Bisnis.com, JAKARTA—Pemerintahannya Jepang melakukan sejumlah aksi demi menggerakkan inflasi negara tersebut.
Aksi terakhir adalah bank sentral Jepang (BoJ) memangkas suku bunga acuan sebesar 20 bps ke angka minus (-0,1%) yang berlaku mulai 16 Februari 2016.
“Inflasi menjadi penting bagi perekonomian Jepang karena sudah lebih dari 20 tahun harga produksi maupun investasi di Jepang terus turun, seiring mata uang yang terlalu kuat sehingga muncul keengganan dari penduduknya untuk membelanjakan uang yang dimiliki,” kata Managing Partner dari PT Investa Saran Mandiri Kiswoyo Adi Joe dalam risetnya yang diterima hari ini, Senin (1/2/2016).
Sebagai gambaran, jika 20 tahun lalu tarif sewa kantor di kawasan Tokyo adalah sebesar 200 ribu yen, maka sekarang tarif sewa untuk kantor yang sama telah turun hingga 50%.
Demikian juga untuk rumah yang dulu dibeli dengan 10 juta yen sekarang hanya tinggal seharga 5 juta yen.
Bahkan karena semua harga barang turun maka tidak mengherankan jika 10 tahun lalu gaji tamatan SMA adalah sebesar 200 ribu yen setiap bulannya, maka untuk saat ini gaji tersebut berlaku untuk mereka yang tamatan D3.
“Ironis. Namun masyarakat Jepang tetap menerima,” ujarnya.
Karena, ujarnya, walau gaji yang diterima tidak mengalami kenaikan. Tetapi daya beli dari setiap lembar yen mereka mampu membeli lebih banyak barang atau jasa seiring penurunan harga yang terjadi.
Pasar yang tahu bahwa harga barang cenderung turun, menyebabkan tidak ada pihak atau pembeli yang mau menyimpan barang maupun investasi.
“Sehingga lingkaran setan dari deflasi pun terus terjadi selama 2 dekade terakhir di Jepang,” kata Kiswoyo.

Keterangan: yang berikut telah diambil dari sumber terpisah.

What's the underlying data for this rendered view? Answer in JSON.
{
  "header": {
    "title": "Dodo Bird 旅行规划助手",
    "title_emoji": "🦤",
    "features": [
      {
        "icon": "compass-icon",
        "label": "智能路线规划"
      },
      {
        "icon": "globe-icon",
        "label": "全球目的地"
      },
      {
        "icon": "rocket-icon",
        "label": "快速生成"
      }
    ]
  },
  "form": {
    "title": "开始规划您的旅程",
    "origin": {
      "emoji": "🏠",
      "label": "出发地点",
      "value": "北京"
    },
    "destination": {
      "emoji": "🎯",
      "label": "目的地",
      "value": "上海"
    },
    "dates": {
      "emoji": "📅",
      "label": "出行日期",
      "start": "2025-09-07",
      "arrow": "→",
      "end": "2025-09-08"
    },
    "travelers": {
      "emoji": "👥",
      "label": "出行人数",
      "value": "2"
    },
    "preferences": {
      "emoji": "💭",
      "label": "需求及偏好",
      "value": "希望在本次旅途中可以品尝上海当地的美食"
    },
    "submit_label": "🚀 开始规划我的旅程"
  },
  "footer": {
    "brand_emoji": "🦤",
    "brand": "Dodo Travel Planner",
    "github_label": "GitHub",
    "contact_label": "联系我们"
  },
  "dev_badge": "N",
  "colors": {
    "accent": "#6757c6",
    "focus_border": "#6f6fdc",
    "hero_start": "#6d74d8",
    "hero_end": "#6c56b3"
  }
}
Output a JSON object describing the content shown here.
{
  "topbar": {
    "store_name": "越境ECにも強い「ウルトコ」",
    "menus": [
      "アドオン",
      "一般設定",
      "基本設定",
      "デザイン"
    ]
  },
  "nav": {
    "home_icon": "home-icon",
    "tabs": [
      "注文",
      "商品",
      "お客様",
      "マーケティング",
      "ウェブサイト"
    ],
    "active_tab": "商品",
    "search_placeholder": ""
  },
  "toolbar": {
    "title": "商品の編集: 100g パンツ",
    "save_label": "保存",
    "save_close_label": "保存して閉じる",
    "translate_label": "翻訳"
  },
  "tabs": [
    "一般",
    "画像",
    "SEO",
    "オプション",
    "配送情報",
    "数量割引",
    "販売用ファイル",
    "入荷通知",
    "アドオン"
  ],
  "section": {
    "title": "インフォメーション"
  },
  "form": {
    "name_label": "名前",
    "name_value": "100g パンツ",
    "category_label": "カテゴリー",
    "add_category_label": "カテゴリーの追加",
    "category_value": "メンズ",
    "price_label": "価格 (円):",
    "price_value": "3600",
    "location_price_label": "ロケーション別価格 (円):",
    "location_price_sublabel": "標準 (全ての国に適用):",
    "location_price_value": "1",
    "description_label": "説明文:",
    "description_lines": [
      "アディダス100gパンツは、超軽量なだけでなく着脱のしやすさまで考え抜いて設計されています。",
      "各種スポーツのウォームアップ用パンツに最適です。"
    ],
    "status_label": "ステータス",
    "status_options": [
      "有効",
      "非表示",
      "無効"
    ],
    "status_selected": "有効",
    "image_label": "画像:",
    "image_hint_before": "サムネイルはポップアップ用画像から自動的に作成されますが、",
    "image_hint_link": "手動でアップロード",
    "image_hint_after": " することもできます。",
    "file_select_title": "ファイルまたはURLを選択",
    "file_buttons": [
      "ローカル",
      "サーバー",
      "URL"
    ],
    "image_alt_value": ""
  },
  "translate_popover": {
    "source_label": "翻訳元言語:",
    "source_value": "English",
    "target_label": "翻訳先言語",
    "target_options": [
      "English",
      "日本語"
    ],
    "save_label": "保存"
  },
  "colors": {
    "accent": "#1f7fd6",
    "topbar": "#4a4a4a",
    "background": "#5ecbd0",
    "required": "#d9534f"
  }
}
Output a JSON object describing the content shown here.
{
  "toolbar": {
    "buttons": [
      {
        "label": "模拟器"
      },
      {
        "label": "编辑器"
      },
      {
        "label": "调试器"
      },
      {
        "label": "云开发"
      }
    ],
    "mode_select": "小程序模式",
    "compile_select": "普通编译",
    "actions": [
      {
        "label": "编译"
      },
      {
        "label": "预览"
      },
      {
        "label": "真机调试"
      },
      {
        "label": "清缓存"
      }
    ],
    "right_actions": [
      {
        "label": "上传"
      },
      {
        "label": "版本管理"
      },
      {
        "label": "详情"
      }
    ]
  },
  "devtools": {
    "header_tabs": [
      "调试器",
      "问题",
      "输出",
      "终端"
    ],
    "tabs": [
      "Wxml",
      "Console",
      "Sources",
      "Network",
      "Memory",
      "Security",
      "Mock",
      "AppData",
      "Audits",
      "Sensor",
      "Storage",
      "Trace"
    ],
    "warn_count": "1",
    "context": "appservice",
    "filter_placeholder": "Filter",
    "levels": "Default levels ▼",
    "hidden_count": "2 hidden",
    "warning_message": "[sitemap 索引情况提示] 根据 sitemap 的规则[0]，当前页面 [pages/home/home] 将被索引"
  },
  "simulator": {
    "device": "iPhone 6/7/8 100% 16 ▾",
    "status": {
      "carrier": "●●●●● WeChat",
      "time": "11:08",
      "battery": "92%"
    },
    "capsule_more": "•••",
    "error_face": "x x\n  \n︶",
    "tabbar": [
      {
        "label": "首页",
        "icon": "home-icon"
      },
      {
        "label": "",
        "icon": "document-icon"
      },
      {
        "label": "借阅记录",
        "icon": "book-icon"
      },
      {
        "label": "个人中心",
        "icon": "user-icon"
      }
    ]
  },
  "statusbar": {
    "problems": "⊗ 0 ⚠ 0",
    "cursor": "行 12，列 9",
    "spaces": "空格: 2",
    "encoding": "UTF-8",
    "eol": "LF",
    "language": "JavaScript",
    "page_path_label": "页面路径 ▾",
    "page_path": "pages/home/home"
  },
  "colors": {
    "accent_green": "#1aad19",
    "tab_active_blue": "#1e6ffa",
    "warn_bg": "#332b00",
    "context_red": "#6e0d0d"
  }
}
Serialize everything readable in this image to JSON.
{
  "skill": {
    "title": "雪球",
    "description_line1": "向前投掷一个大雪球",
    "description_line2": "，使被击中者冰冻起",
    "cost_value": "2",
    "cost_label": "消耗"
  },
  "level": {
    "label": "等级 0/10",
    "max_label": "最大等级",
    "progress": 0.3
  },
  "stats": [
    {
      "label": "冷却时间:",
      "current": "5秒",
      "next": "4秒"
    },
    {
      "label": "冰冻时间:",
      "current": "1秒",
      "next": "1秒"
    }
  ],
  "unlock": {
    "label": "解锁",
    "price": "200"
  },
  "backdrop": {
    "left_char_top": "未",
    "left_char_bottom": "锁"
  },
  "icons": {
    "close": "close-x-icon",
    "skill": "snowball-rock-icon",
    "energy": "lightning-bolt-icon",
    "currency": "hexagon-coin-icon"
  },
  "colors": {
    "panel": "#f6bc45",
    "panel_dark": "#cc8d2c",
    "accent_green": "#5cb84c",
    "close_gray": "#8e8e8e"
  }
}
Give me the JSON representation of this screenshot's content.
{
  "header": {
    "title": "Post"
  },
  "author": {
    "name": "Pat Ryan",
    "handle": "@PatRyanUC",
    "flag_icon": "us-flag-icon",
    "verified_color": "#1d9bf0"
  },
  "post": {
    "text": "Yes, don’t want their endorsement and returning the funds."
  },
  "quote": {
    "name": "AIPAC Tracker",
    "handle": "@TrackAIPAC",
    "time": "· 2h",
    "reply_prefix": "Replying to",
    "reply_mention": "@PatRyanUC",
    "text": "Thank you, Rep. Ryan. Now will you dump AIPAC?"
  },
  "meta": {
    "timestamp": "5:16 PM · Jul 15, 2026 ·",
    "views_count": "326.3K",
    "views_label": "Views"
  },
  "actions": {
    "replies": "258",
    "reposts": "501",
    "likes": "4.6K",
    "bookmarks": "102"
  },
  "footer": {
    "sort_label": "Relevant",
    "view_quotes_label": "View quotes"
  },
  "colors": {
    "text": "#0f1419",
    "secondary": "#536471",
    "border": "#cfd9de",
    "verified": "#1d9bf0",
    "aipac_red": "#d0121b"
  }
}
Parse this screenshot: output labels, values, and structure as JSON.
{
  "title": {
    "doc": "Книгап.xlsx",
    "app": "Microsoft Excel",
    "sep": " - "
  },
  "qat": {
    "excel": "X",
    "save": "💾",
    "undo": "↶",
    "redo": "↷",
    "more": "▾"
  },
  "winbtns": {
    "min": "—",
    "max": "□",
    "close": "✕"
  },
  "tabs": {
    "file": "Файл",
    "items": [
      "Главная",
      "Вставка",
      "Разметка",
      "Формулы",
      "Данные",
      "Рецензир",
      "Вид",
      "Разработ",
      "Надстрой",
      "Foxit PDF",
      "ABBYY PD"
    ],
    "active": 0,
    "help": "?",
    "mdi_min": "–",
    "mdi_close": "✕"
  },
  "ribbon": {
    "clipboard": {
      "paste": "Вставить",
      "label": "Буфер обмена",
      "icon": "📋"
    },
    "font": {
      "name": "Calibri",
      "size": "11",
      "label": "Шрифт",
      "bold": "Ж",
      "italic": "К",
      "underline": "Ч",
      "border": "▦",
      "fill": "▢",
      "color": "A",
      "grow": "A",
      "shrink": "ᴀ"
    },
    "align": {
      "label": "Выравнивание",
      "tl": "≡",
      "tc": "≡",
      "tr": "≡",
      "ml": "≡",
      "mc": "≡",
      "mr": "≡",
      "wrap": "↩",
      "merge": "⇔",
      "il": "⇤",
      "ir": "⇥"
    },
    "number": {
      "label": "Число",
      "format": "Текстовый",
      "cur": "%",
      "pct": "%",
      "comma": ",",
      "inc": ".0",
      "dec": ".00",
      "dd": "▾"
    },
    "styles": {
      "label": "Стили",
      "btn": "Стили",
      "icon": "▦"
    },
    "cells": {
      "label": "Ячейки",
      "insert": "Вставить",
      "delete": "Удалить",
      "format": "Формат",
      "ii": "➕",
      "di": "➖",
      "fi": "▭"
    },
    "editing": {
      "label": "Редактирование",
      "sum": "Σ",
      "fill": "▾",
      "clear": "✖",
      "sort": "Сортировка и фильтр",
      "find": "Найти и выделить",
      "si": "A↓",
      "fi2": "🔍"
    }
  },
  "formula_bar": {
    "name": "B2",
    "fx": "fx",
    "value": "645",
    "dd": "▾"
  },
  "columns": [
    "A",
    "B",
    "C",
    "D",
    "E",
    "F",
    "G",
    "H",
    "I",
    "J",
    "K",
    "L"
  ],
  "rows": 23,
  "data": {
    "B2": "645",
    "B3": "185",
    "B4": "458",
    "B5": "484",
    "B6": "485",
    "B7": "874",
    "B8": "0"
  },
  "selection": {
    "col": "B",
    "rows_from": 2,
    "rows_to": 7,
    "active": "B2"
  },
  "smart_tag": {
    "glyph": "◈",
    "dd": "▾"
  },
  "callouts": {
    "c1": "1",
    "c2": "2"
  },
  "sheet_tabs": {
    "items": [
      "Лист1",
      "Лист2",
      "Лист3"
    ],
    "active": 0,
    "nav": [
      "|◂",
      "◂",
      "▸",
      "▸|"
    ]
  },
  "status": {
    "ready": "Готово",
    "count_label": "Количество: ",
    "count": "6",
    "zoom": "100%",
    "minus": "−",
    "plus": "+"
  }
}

Dikemukakan sejak Perdana menteri Abe berkuasa, sudah beragam cara dan upaya dilakukan.
Usaha PM Abe dengan model Abenomics pun dilakukan, yaitu dengan pengucuran dana triliunan yen ke sistem pasar kauangan Jepang yang konsepnya hampir serupa dengan quantitative easing di Amerika pasca krisis tahun 2008.
Usaha ini berhasil karena sejarah mencatat di tahun 2015 untuk pertama kalinya perusahaan di Jepang mau menaikkan gaji karyawannya sebesar 3%, setelah selama lebih dari 20 tahun tidak pernah menaikkan gaji karyawannya.
Kenaikan harga juga terjadi pada harga barang-barang konsumsi, terutama makanan, seiring dengan pelemahan yen yang membuat biaya impor harus meningkat.
Bahkan dana pensiun Jepang yang adalah salah satu dari dana pensiun terbesar dunia, berencana untuk memperbesar porsi kepemilikan saham dan memperkecil kepemilikan surat obligasi maupun deposito setelah selama 15 tahun hampir tidak pernah mengubah persentase saham dalam kebijakan investasinya.
Pemerintah Jepang berharap dengan kemunculan inflasi akan membuat kemauan membeli dari masyarakatnya kembali timbul, sehingga pada akhirnya investasi pun kembali menarik di Jepang.
Namun rupanya kenaikan harga semata tidak mendorong masyarakat Jepang untuk belanja lebih banyak. Sifat masyarakat Jepang yang hobi menabung ditambah rata-rata usia penduduk Jepang yang sudah mencapai 48 tahun membuat pola hidup mereka lebih suka untuk menyimpan uang.
“Sifat masyarakat tersebut kemudian membuat mata uang yen dipandang sebagai safe haven oleh industri keuangan dunia bersama dengan dolar AS,” kata Kiswoyo.
Triliunan yen yang disimpan oleh masyarakat Jepang, kemudian digunakan oleh pemerintah untuk melakukan pembangunan dengan status sebagai pinjaman.
Dari sini terlihat bahwa nilai pinjaman Jepang terbesar bukan datang dari luar negeri, tetapi datang dari massyarakatnya sendiri yang memang memiliki hobi menabung.
Tetapi rupanya tabungan ini bisa menjadi masalah besar jika hanya pemerintah yang harus membelanjakannya, karena pemerintah Jepang melihat negeri Jepang sudah hampir tidak memiliki potensi pembangunan yang besar lagi.
“Disinilah pemerintah harus mengeluarkan kebijakan baru yang lebih agresif agar masyarakat mau mulai mengambil risiko. Entah untuk berusaha ataupun berinvestasi,” kata Kiswoyo.